EMobile, a Japanese mobile provider, on Thursday launched the country's second LTE network for high-speed mobile data access.
The company will offer unlimited data use on its network, which it says will offer download speeds of 75Mbps and uploads of 25Mbps, for ¥3,880 (US$47) with a two-year contract. The price includes a portable Wi-Fi router that can provide a wireless connection to up to 10 devices.
The service will be available in most of Japan's large cities, including Tokyo and Osaka, by June of this year. It will use the company's slower network, which provides downloads of up to 42 Mbps, when out of range.
Japan was once labeled a technology "Galapagos" because it evolved its own standards apart from the rest of the world. But domestic companies are increasingly adopting international standards, to cut down on development spending while lowering the cost of hardware products and infrastructure.
LTE, which stands for Long Term Evolution, is a leading candidate to become the worldwide standard for the next generation of mobile networks. It claims peak rates offering 100Mbps downloads and has been adopted by major carriers in the U.S., Europe and Asia. Japan's largest carrier, NTT DoCoMo, currently operates an LTE service under the brand name "Xi," pronounced "Crossy," which it launched at the end of 2010.

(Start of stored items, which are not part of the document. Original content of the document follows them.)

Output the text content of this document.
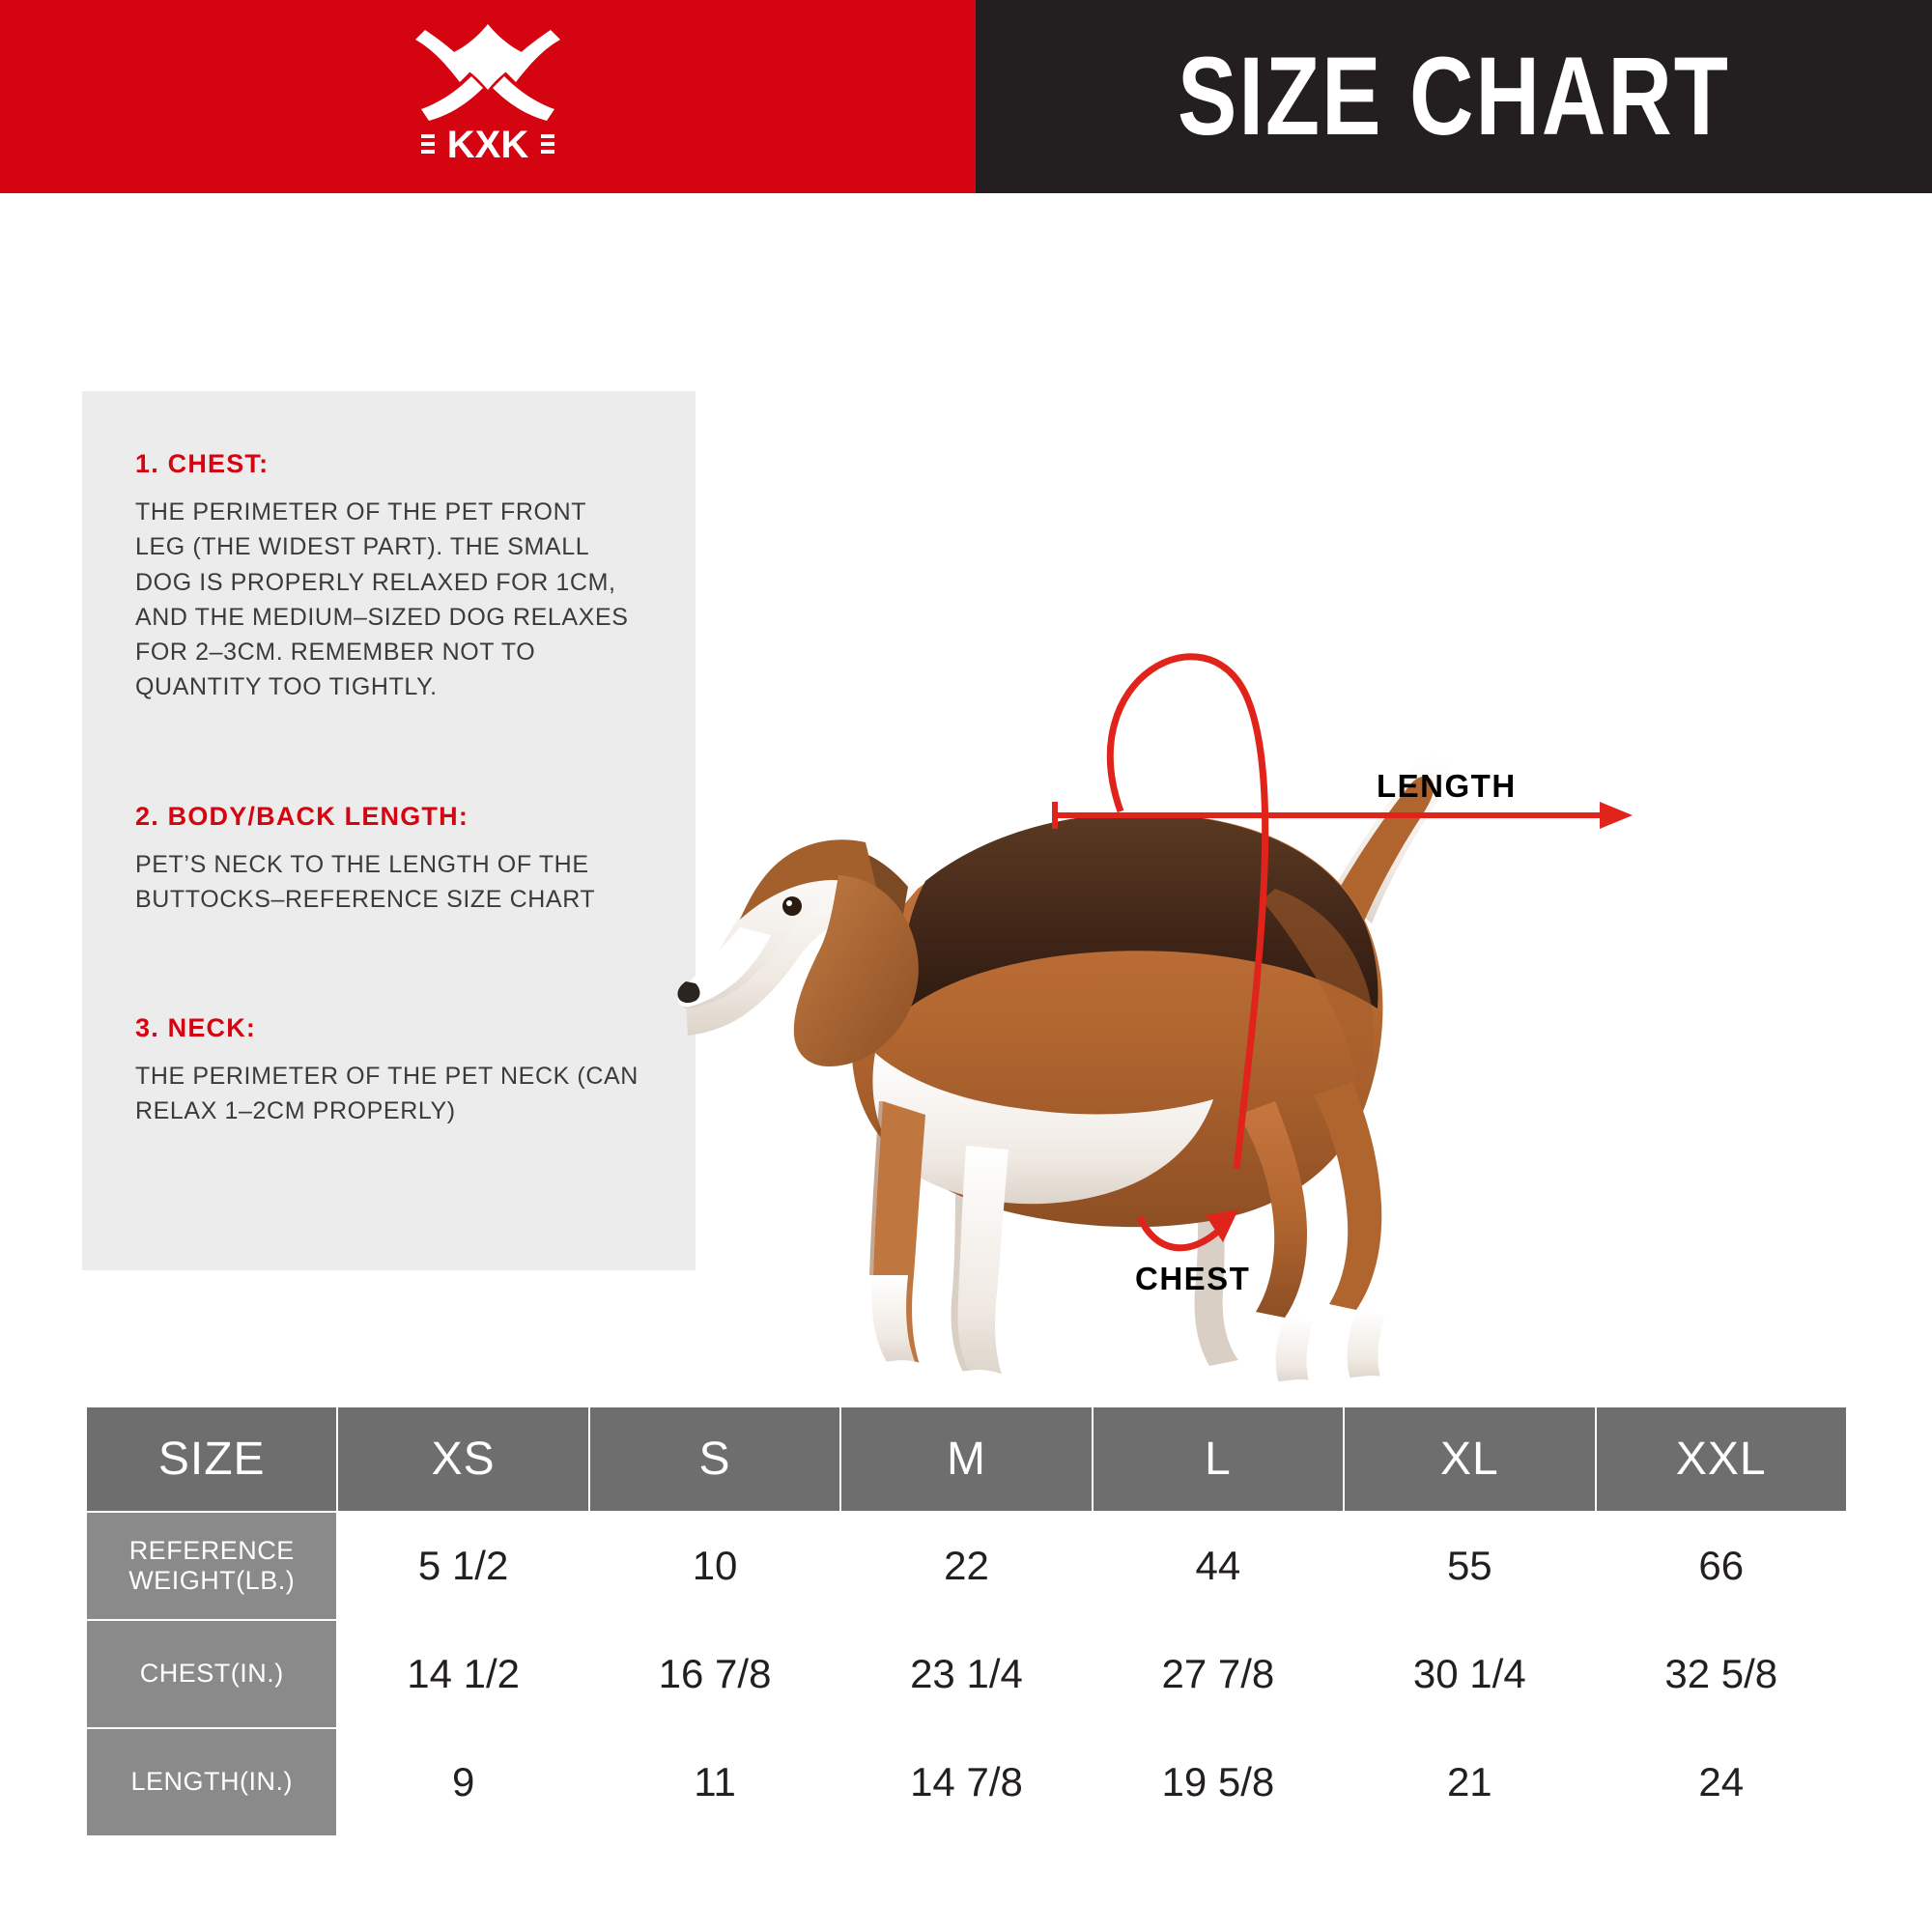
KXK	SIZE CHART
1. CHEST:

THE PERIMETER OF THE PET FRONT LEG (THE WIDEST PART). THE SMALL DOG IS PROPERLY RELAXED FOR 1CM, AND THE MEDIUM–SIZED DOG RELAXES FOR 2–3CM. REMEMBER NOT TO QUANTITY TOO TIGHTLY.

2. BODY/BACK LENGTH:

PET’S NECK TO THE LENGTH OF THE BUTTOCKS–REFERENCE SIZE CHART

3. NECK:

THE PERIMETER OF THE PET NECK (CAN RELAX 1–2CM PROPERLY)

LENGTH
CHEST
SIZE	XS	S	M	L	XL	XXL
REFERENCE WEIGHT(LB.)	5 1/2	10	22	44	55	66
CHEST(IN.)	14 1/2	16 7/8	23 1/4	27 7/8	30 1/4	32 5/8
LENGTH(IN.)	9	11	14 7/8	19 5/8	21	24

Last month, Japanese mobile provider Softbank launched its own high-speed network with a maximum download speed of 76Mbps, which it says will eventually support speeds of 110Mbps. That service is based on a format called AXGP, an advanced version of an older Japanese standard. Softbank has said it is "highly compatible" with TD-LTE, a Chinese flavor of LTE.
EMobile launched its first data service in 2007. It is a subsidiary of eAccess, which began as a fixed-line ADSL provider.